The difference from the embodiment 1 is that the two parts are not provided with rolling bodies, the two parts are in the shape of a section, as shown in fig. 10, the sliding bearing is provided with a shell 100 in the middle, the shell is provided with 3 attaching parts, the shell is provided with a V-shaped groove, the inner hole section is provided with a V-shaped protrusion attached to the inner hole section of the member 100 on the outer circle of the inner ring 32, when the spring 36 presses the floating block 1 to the fixed block 2, the shell formed by the two parts is limited on the inner ring 32 in the radial direction and the axial direction, and the inner ring 32 and the rotating shaft installed in the inner ring 32 eliminate vibration.

Example 3

The difference from embodiments 1 and 2 is the inner ring 32, in this embodiment, the inner ring 32 is a solid shaft structure, as shown in fig. 11, one end of the rotating shaft 4 is a cylinder, the other end is a rotating shaft with V-shaped protrusions capable of limiting axially and radially, and two housings 100 adapted to the rotating shaft are respectively installed at two ends of the rotating shaft 4.

The foregoing is merely illustrative of specific embodiments of the present utility model, and the scope of the utility model is not limited thereto, but any changes or substitutions that do not undergo the inventive effort should be construed as falling within the scope of the present utility model. Therefore, the protection scope of the present utility model should be subject to the protection scope defined by the claims.

Claims (10)

1. The utility model provides a take slider bearing, a serial communication port, including shell (100), inner circle (32), force application device and application base are constituteed, shell (100) comprises fixed block (2) and slider (1), the combination of both forms an hole, be equipped with three recess (9) on the pore wall, parting plane (37) between fixed block (2) and slider (1) are established respectively in two recess (9) wherein, force application seat and fixed block (2) are fixed relatively, there is force application device between force application seat and slider (1), press slider (1) towards fixed block (2) direction, make slider (1), inner circle (32), the laminating of fixed block (2) three, utilize three recess (9), and then the laminating punishment between the hole of the excircle of formation inner circle (32) and shell divide into three sections.

2. The slider bearing of claim 1 wherein: a plurality of rollers (34) are arranged between the shell and the inner ring (32), and when the force application device applies force, the shell combined by the floating block (1) and the fixed block (2) is pressed and attached to the inner ring (32) and the rollers (34) in the middle of the shell and the inner ring.

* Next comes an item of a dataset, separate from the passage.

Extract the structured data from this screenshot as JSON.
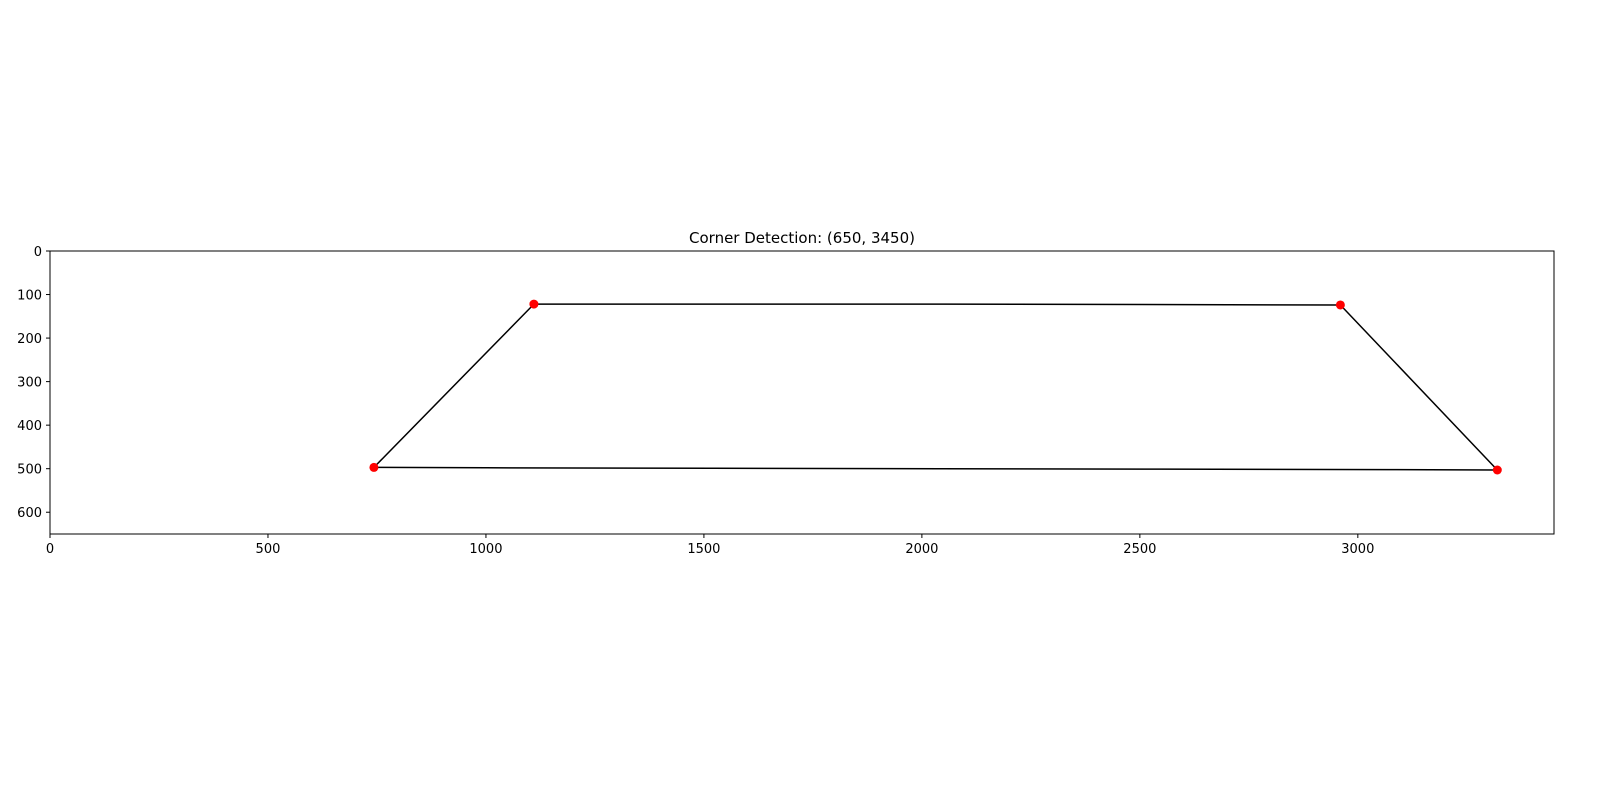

3. The slider bearing of claim 1 or 2, wherein: the central angle corresponding to the arc length of the groove (9) is 30-100 degrees, and the depth of the groove (9) is larger than the maximum protrusion value obtained on the arc center angle of any groove (9) on the inner ring.

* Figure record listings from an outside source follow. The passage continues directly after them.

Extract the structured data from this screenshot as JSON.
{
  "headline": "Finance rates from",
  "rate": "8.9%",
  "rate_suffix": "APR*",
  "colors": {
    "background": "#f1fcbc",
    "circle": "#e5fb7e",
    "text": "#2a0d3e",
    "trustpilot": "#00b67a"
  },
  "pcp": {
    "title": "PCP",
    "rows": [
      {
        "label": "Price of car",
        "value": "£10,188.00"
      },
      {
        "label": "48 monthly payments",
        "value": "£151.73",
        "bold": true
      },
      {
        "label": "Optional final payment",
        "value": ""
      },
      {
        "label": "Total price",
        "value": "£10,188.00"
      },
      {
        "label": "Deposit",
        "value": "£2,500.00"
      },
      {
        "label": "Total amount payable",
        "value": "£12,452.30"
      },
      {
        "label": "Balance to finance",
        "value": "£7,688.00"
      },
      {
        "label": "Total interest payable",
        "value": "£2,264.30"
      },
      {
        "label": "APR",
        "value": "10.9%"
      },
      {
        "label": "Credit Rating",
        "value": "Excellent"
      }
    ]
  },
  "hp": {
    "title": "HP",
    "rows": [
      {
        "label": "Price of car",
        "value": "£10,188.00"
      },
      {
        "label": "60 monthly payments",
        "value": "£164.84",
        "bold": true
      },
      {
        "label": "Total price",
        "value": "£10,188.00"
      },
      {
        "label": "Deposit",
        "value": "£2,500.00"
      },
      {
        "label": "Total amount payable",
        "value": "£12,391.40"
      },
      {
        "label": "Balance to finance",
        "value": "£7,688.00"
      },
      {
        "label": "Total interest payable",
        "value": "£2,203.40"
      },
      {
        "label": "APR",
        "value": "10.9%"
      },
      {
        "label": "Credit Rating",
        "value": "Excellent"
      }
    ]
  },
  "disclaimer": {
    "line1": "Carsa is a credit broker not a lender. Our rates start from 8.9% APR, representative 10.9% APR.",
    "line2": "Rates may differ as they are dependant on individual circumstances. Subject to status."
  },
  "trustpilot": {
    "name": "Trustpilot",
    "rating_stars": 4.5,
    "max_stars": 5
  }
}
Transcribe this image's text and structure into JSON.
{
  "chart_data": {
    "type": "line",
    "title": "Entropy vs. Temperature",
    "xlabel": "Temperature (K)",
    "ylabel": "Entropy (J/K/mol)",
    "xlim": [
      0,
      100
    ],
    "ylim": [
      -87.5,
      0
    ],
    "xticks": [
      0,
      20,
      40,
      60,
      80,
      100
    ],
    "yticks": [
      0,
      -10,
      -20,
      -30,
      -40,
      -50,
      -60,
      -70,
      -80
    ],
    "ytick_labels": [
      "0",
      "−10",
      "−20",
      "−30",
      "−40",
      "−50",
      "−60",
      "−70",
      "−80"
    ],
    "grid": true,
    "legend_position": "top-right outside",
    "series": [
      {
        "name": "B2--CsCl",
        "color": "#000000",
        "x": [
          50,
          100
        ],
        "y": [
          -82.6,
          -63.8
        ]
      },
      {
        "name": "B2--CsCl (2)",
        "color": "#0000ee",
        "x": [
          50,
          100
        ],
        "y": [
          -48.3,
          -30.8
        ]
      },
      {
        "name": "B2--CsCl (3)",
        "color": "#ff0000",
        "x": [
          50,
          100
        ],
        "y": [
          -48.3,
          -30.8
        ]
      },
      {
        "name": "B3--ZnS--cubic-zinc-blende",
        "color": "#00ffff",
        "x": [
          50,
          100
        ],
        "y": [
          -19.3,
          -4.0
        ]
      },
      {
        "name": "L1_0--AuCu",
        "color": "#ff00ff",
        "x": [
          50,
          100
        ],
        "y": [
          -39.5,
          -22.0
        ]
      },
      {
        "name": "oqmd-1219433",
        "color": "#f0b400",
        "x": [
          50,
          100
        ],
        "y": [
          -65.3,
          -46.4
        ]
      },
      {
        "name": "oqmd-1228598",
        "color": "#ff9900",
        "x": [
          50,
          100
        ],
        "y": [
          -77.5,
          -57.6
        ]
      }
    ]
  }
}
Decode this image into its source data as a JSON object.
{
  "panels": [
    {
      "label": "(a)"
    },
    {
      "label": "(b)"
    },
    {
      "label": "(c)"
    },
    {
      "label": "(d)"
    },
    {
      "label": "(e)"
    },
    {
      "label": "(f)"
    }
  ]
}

4. The slider bearing of claim 1 wherein: the force application device is a spring (36) and/or an air cylinder and/or an oil cylinder and/or an elastic pressing plate.

5. The slider bearing of claim 1 wherein: the inner hole of the shell and the outer circle of the inner ring are matched into a cylinder or have a V-shaped section.

6. The slider bearing of claim 2 wherein: the bearing (3) is a cylindrical roller bearing.

7. The slider bearing of claim 2 wherein: the bearing (3) is a ball roller radial ball bearing.

8. The slider bearing of claim 2 wherein: the bearing (3) is a four-point contact ball bearing.

9. The slider bearing of claim 1 or 2, wherein: gaps are formed between the fixed blocks (2) and the floating blocks (1), so that the outer shell and the inner ring (32) can be kept close to each other after the outer shell and the inner ring (32) are worn.

10. The slider bearing of claim 1 wherein: the inner ring is of a solid shaft structure.